Cette grille peut être décrite comme suit:
Le concordisme épistémologique entre les vérités absolues du dogme avec les vérités relatives de la science est rendu possible grâce à la formulation suivante: "Il faut reconnaître deux types de vérités, d'après sa source: primo, des vérités qui procédent de l'expérience, et cause de quoi elles sont relatives et muables, ce son les appelées objectives. Sécond, des vérités qui sont produites par le sujet lui-même hors de toute expérience, tels les vérités mathématiques. Elles sont immuables et absolues, et on les appele subjectives".
Or, il se fait que la distinction subjectif/objectif avait été thematisée de façon critique par Kant dès la fin du XVIII siècle, mais elle fut vulgarisée au XIXe siècle, dans la version tronquée -positiviste- que je viens de reférer, par Auguste Comte, et surtout, par Claude Bernard, dont l'Introduction à la médecine expérimentale, publiée en 1865, commença à être lue en Colombie depuis 1867. Cet enoncé; que j'appele "la charnière bernardienne" et qui a connu plusieures versions seculièeres ou religieuses -c'est ma thèse la plus forte-, a fourni un dispositif de négotiation, de "conciliation illusoire d'incompatibles" dont le néothomisme a profité pour faire passer l'idée de Dieu du côté des idéés subjectives. Et cet enoncé a été, d'après cette recherche, l'option stratégique que l'intelligentzia colombienne a appropriée pour la modernisation du pays; d'abord dans sa version séculaire et après dans la version catholique ou néoscolastique.

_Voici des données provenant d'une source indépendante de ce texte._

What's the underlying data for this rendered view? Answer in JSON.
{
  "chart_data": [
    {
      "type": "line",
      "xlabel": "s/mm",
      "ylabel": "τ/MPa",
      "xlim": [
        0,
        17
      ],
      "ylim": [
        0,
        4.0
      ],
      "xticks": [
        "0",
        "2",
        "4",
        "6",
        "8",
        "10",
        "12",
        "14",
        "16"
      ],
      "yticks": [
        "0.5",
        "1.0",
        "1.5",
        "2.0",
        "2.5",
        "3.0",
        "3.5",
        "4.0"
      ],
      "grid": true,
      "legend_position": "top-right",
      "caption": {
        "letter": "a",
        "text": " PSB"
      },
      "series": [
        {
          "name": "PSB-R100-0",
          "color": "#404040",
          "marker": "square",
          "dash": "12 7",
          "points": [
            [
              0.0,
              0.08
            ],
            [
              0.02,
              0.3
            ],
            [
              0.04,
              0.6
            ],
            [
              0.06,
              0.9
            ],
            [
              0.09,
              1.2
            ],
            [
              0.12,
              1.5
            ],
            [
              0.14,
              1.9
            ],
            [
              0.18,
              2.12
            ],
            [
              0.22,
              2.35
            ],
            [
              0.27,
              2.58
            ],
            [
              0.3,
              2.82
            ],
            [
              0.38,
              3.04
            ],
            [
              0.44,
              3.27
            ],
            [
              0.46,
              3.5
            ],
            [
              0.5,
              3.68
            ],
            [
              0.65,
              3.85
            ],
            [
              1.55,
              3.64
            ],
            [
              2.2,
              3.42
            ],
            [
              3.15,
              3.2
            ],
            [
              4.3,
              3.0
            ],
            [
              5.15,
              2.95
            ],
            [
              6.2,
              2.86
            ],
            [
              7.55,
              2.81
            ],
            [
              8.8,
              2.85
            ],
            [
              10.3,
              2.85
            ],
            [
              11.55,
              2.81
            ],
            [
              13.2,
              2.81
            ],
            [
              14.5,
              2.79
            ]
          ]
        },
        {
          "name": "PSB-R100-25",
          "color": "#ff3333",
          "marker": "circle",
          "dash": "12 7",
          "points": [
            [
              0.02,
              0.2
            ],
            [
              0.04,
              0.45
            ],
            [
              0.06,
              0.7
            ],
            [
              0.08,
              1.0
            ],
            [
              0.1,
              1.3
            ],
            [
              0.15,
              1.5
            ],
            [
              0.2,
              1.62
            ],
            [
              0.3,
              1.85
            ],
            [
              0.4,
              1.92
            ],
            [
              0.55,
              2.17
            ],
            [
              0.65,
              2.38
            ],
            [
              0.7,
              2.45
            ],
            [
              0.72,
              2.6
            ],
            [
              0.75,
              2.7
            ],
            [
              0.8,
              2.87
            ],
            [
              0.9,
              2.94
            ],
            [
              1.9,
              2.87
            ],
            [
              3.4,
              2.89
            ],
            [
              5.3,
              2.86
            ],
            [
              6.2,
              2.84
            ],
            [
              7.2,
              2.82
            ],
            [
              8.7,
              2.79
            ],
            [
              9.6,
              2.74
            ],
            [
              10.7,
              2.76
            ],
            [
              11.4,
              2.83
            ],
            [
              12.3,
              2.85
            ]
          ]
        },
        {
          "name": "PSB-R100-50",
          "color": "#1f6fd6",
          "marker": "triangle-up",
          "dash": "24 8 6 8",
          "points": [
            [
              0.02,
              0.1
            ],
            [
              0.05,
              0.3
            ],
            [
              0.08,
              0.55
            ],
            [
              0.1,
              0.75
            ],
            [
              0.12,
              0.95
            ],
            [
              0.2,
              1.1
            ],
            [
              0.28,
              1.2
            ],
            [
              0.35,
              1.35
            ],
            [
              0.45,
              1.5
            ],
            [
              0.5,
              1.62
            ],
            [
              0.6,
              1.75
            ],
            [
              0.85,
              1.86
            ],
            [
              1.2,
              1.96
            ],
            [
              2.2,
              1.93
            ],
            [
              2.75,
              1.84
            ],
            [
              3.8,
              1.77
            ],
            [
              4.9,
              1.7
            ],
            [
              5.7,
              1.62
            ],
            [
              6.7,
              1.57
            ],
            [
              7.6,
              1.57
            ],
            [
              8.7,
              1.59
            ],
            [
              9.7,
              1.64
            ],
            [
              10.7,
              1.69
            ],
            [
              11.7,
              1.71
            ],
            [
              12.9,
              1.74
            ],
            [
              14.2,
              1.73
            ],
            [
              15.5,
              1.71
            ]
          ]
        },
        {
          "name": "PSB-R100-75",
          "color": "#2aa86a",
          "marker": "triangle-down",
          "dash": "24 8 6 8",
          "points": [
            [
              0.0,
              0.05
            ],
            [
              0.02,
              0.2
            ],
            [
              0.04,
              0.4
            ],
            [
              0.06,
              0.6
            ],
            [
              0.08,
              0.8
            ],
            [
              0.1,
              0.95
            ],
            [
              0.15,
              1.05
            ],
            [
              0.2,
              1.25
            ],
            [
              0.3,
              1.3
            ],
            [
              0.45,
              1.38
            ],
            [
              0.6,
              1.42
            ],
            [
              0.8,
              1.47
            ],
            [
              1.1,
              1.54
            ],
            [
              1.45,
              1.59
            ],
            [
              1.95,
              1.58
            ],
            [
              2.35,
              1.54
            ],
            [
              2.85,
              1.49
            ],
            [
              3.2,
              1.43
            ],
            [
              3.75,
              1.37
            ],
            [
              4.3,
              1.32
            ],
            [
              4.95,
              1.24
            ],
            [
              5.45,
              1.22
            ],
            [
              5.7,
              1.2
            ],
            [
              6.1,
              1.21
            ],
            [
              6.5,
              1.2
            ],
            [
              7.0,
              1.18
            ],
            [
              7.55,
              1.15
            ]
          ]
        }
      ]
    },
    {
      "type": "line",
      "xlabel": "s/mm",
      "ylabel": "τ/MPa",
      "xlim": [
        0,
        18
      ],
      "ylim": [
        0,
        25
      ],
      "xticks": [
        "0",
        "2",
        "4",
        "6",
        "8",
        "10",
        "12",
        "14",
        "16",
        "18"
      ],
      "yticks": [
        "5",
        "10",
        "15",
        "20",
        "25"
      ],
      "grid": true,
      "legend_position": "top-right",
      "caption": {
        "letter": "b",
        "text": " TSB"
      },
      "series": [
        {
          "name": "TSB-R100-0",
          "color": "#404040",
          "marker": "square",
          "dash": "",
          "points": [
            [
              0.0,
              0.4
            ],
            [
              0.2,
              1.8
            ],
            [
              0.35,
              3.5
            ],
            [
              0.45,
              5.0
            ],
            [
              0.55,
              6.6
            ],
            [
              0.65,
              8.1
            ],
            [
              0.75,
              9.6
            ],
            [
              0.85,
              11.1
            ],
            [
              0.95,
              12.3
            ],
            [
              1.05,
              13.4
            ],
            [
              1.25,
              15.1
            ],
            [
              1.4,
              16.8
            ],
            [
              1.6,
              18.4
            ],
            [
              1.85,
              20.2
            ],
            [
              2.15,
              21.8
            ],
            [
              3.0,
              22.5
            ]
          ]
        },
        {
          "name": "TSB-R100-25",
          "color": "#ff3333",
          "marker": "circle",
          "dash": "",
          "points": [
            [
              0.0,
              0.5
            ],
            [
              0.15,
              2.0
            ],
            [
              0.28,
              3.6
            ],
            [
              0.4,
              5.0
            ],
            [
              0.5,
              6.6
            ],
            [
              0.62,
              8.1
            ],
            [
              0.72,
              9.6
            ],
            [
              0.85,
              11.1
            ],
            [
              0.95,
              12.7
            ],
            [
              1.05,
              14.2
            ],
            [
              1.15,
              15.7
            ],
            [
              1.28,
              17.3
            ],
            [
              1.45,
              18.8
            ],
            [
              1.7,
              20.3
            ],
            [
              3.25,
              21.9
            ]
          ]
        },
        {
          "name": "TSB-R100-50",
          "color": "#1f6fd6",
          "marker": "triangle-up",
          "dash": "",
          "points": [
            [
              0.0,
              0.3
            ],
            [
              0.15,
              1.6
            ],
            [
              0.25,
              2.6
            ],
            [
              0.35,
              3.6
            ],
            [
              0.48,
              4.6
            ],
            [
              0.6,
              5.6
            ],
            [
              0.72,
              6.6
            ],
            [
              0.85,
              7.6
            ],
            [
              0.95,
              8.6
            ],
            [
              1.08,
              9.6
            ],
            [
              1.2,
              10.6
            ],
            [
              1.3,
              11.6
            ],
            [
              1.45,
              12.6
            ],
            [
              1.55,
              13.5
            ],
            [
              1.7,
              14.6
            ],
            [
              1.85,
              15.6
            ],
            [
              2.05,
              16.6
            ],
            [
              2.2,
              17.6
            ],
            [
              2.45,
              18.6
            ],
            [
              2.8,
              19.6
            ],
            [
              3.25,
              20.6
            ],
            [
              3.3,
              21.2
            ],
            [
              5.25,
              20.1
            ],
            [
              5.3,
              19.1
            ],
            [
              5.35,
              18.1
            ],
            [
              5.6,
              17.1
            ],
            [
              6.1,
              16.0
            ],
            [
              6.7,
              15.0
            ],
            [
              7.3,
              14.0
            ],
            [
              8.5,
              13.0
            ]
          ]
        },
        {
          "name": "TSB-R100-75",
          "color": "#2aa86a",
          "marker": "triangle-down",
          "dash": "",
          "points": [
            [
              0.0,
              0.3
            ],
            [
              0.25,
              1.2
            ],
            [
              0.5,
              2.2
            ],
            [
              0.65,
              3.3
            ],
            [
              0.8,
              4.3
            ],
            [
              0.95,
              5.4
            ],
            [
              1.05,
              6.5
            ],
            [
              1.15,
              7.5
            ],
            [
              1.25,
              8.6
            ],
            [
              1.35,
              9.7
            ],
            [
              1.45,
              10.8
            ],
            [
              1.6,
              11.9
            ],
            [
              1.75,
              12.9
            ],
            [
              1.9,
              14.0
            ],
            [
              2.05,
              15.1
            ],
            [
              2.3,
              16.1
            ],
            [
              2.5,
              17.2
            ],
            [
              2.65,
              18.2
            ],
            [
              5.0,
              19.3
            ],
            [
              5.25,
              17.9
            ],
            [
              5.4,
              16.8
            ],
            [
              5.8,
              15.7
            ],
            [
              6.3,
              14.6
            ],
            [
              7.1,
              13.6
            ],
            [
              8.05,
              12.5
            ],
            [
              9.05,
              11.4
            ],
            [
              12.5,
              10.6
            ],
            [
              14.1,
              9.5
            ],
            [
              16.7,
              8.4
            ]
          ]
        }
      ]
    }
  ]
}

Or, une telle notion de vérité était vouée à l'échec du point de vue scientifique, comme l'a montré l'histoire des "systèmes de métaphysique scientifique" tels que le positivisme; l'évolutionisme, et d'autres, dans lesquels je propose d'inclure le néothomisme. Mais cet échec epistémologique s'est vu doubler d'un succès pédagogique qui, à mon avis, explique finalement la survie de toutes ces "philosophies" dans la plupart des systèmes educatifs du XXe siècle, : il s'est fait, que la "charnière bernardienne" a pu être traduite, aussi à plusieurs versions; dans une pyramide qui échelonne les modes de la connaissance humaine à trois étages: à la base, le sens commun (ou ensemble de vérités universels qui devraient être partagées pour tout être humain en tant que rationnel); au deuxième lieu, les vérités scientifiques (qui sont considérées en tant que donées objectifs apportés par les sciences positives), et le tout couronné par la philosophie, celle qui ramène toute connaissance, commune et scientifique, à l'unité, au vrai, au beau, et au bon. Une fois que le sujet -le jeune homme- a été soumis à ce parcours; la société et lui-même, peuvent être rassurés, parce il a appris la discipline de la verité, peu importe le contenu que cette philosophie scolaire ait prise.
Voilà pourquoi, s'il fallait que j'exprime mes résultats dans une seule phrase, -un peu trop publicitaire, hélas- je pourrais dire que le néothomisme a été une version du positivisme, ou la version catholique du positivisme, ou peut être, l'une des versions catholiques du positivisme, qui a eu son succés grâce à la pédagogie et non plus à l'épistémologie.
Mais alors, on se demande de plein droit, à quoi reconnait-on le positivisme? J'ai suggeré ici quelques pistes; mais elles constituent le matériau d'une recherche que j'entame à peine dans la compagnie d'une équipe de collègues et d'éleves, une recherche aussi engagée que celle-ci, du point de vue de nos pays postcoloniaux latinoaméricains.